O Supremo? Não. Eu acho que tenho toda a condição em termos de conhecimento jurídico, toda a condição constitucional, mas não acho que lá é o lugar que eu possa ser mais útil, até porque acredito muito na liturgia dos cargos. E um ministro, a rigor, não pode ficar falando, ele tem que ficar contido, porque vai poder julgar qualquer questão. Nesse momento histórico, eu livre para manifestar sou mais útil para o país.
– Faria algo de diferente do primeiro?
Eu sofri muito. Foi muito pesado. Muitas ameaças. Minha vida pessoal ficou muito abalada em todos os sentidos. Eu olho para trás e não aconteceram as coisas que disseram que iam fazer comigo, então eu acho que eu teria sofrido menos, mas é mais uma questão psicológica e emocional do que de fato. Não teria como fazer diferente. Eu tinha muito medo, não aceitava ajuda. Esse processo agora está difícil, porque tem muita gente unida, meio que se blindando. Mas não sou de gravar vídeo, a gente trabalha. Os outros trabalham dessa forma, mas é diferente do meu tipo de trabalho. É um trabalho jurídico, não é um de aparecer.
– E como está se sentindo emocionalmente?
O fato de processar uma mulher, uma vó, a primeira mulher presidente da República – eu vi que estava fazendo certo do ponto de vista jurídico, mas me preocupava por ser uma senhora de idade. No caso do ministro, não sei. Não estou sentindo isso. Acho que vou precisar de muita força para seguir, mas por enquanto não estou sentindo nada disso.
– Qual marca busca deixar?
Não sei. Eu sempre fui uma pessoa muito trabalhadora, muito séria com tudo o que faço. Sempre tentei ser muito justa nas minhas análises e não favorecer alguém. Olhar as coisas de maneira objetiva, mas isso é uma marca na vida, não aqui.
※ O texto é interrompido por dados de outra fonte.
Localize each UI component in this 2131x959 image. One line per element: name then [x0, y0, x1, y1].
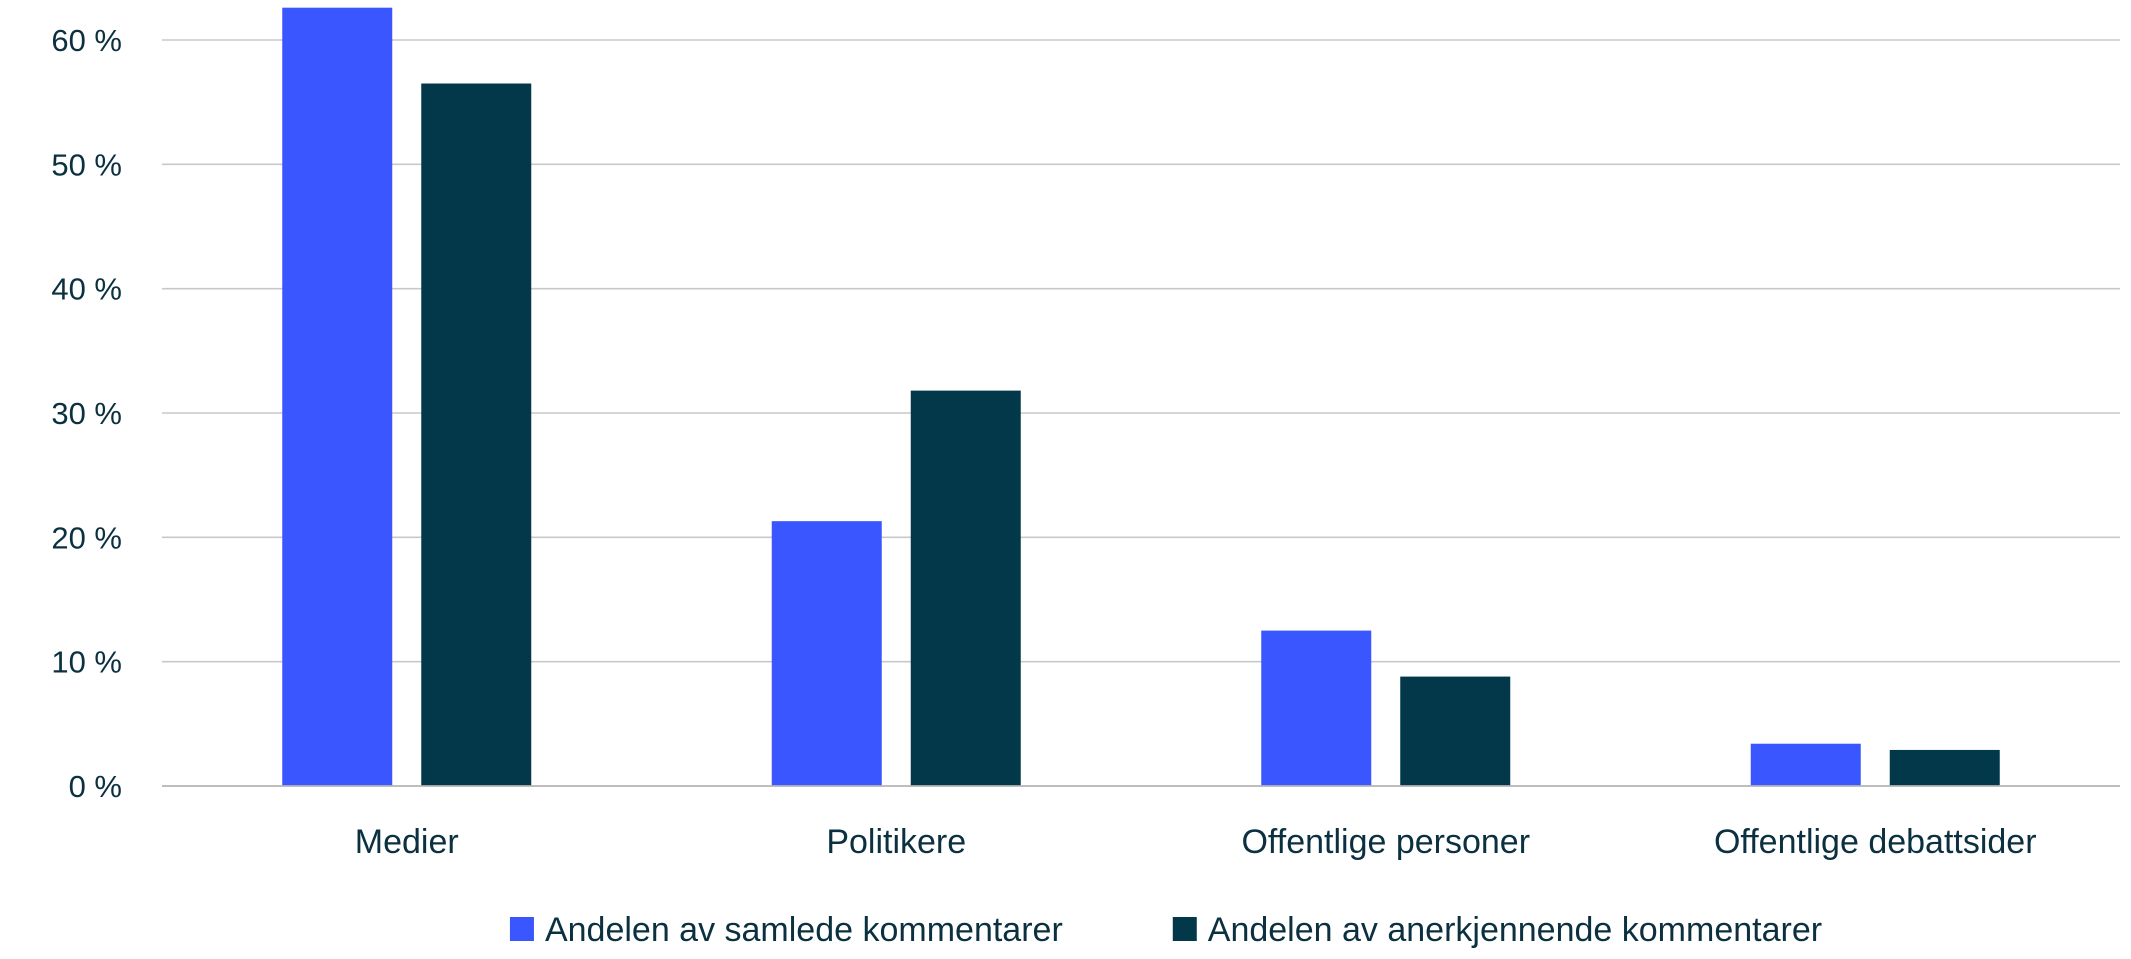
legend-item: Andelen av anerkjennende kommentarer — [1172, 911, 1822, 949]
y-tick-label: 50 % — [51, 147, 122, 182]
bar — [421, 83, 532, 787]
legend-swatch — [509, 917, 534, 941]
x-category-label: Medier — [355, 823, 459, 861]
x-category-label: Offentlige personer — [1241, 823, 1530, 861]
y-tick-label: 10 % — [51, 645, 122, 680]
bars — [282, 7, 2000, 787]
x-axis-category-labels: Medier Politikere Offentlige personer Offen… — [355, 823, 2037, 861]
bar — [282, 7, 393, 786]
legend-item: Andelen av samlede kommentarer — [509, 911, 1063, 949]
y-tick-label: 40 % — [51, 272, 122, 307]
bar — [1750, 743, 1861, 786]
y-tick-label: 20 % — [51, 520, 122, 555]
y-tick-label: 0 % — [69, 769, 122, 804]
bar — [1400, 676, 1511, 786]
y-tick-label: 60 % — [51, 23, 122, 58]
legend-swatch — [1172, 917, 1197, 941]
legend-label: Andelen av anerkjennende kommentarer — [1208, 911, 1822, 949]
y-axis-tick-labels: 0 % 10 % 20 % 30 % 40 % 50 % 60 % — [51, 23, 122, 804]
bar — [910, 390, 1021, 786]
legend: Andelen av samlede kommentarer Andelen av… — [509, 911, 1822, 949]
legend-label: Andelen av samlede kommentarer — [545, 911, 1063, 949]
bar — [1261, 630, 1372, 786]
x-category-label: Offentlige debattsider — [1714, 823, 2037, 861]
x-category-label: Politikere — [826, 823, 966, 861]
bar — [771, 521, 882, 786]
bar — [1889, 749, 2000, 786]
y-tick-label: 30 % — [51, 396, 122, 431]
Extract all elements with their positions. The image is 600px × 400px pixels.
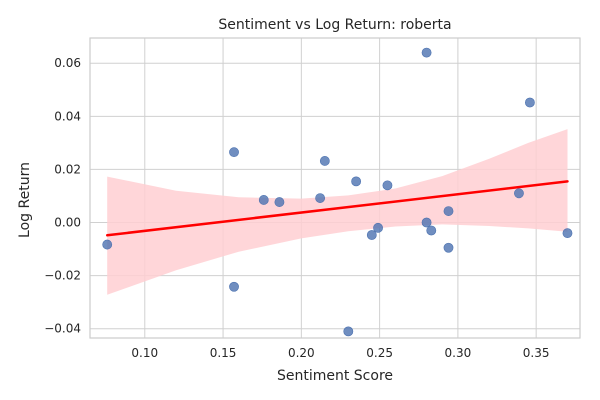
x-tick-label: 0.25 <box>366 346 393 360</box>
data-point <box>366 230 377 240</box>
data-point <box>258 195 269 205</box>
data-point <box>421 47 432 58</box>
data-point <box>525 97 535 108</box>
chart-title: Sentiment vs Log Return: roberta <box>218 17 451 33</box>
y-tick-label: −0.04 <box>44 322 81 336</box>
y-axis-ticks: −0.04 −0.02 0.00 0.02 0.04 0.06 <box>44 56 81 335</box>
y-tick-label: 0.04 <box>54 109 81 123</box>
x-tick-label: 0.30 <box>445 346 472 360</box>
plot-frame <box>89 37 581 339</box>
data-point <box>343 326 354 337</box>
x-axis-label: Sentiment Score <box>277 368 393 384</box>
x-axis-ticks: 0.10 0.15 0.20 0.25 0.30 0.35 <box>131 346 549 360</box>
y-tick-label: −0.02 <box>44 269 81 283</box>
y-tick-label: 0.00 <box>54 216 81 230</box>
y-axis-label: Log Return <box>17 162 33 238</box>
y-tick-label: 0.02 <box>54 162 81 176</box>
data-point <box>443 242 454 253</box>
x-tick-label: 0.20 <box>288 346 315 360</box>
data-point <box>102 239 113 250</box>
regression-line-group <box>105 180 569 237</box>
x-tick-label: 0.35 <box>523 346 550 360</box>
data-points <box>102 47 573 337</box>
x-tick-label: 0.10 <box>131 346 158 360</box>
regression-line <box>105 180 569 237</box>
data-point <box>421 217 432 228</box>
data-point <box>351 176 362 187</box>
data-point <box>274 197 285 207</box>
data-point <box>229 147 239 158</box>
data-point <box>319 156 330 166</box>
data-point <box>382 180 393 191</box>
data-point <box>315 193 326 203</box>
confidence-band-area <box>107 129 568 295</box>
confidence-band <box>107 129 568 295</box>
data-point <box>426 225 437 236</box>
x-tick-label: 0.15 <box>210 346 237 360</box>
data-point <box>373 222 383 233</box>
data-point <box>562 228 573 239</box>
data-point <box>229 281 239 292</box>
y-tick-label: 0.06 <box>54 56 81 70</box>
data-point <box>443 206 454 216</box>
data-point <box>514 188 524 199</box>
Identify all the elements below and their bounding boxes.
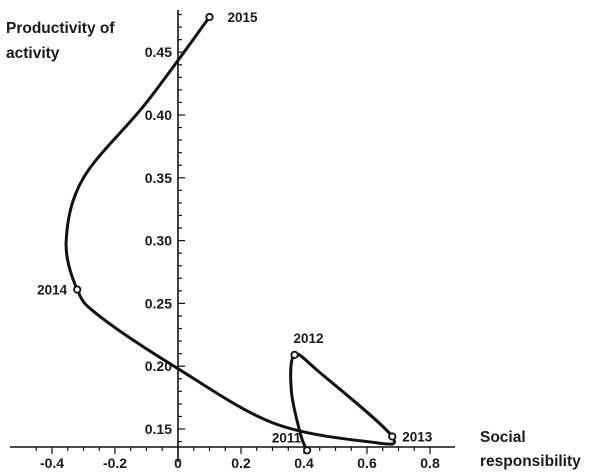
x-tick-label: 0 <box>174 455 182 471</box>
year-label-2011: 2011 <box>272 430 302 445</box>
x-tick-label: -0.4 <box>40 455 64 471</box>
year-label-2013: 2013 <box>402 430 433 445</box>
year-point-2014 <box>73 285 82 294</box>
year-label-2012: 2012 <box>294 331 324 346</box>
y-tick-label: 0.15 <box>145 421 172 437</box>
y-tick-label: 0.20 <box>145 358 172 374</box>
ticks: -0.4 -0.2 0 0.2 0.4 0.6 0.8 0.15 0.20 0.25 0.30 0.3… <box>35 13 440 471</box>
year-label-2014: 2014 <box>37 283 68 298</box>
y-tick-label: 0.40 <box>145 107 172 123</box>
x-tick-label: 0.4 <box>294 455 314 471</box>
axis-titles: Productivity of activity Social responsi… <box>6 20 581 470</box>
x-tick-label: 0.6 <box>357 455 377 471</box>
year-point-2015 <box>205 12 214 22</box>
x-tick-label: -0.2 <box>103 455 127 471</box>
year-point-2012 <box>290 350 299 359</box>
x-tick-label: 0.8 <box>420 455 440 471</box>
trajectory-curve <box>64 16 396 451</box>
y-tick-label: 0.45 <box>145 44 172 60</box>
axes <box>10 10 455 462</box>
x-axis-title-line1: Social <box>480 429 526 446</box>
year-point-2011 <box>303 446 312 455</box>
x-axis-title-line2: responsibility <box>480 453 581 470</box>
y-tick-label: 0.30 <box>145 233 172 249</box>
y-axis-title-line2: activity <box>6 45 60 62</box>
y-axis-title-line1: Productivity of <box>6 20 115 37</box>
y-tick-label: 0.25 <box>145 295 172 311</box>
year-label-2015: 2015 <box>228 10 259 25</box>
y-tick-label: 0.35 <box>145 170 172 186</box>
year-markers: 2011 2012 2013 2014 2015 <box>37 10 433 455</box>
x-tick-label: 0.2 <box>231 455 251 471</box>
year-point-2013 <box>388 432 397 441</box>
Aqui eu sou a mesma pessoa que eu era na USP (Universidade de São Paulo), na advocacia. Se você entrar aqui com um projeto, de qualquer partido, eu vou conversar com você. Se você pedir uma análise técnica, à luz do direito, se isso pode ou não pode, eu vou responder objetivamente. Não importa se você é do PT ou do PSOL, e eu sou assim na vida. Agora como chamar isso? Eu não sei (risos).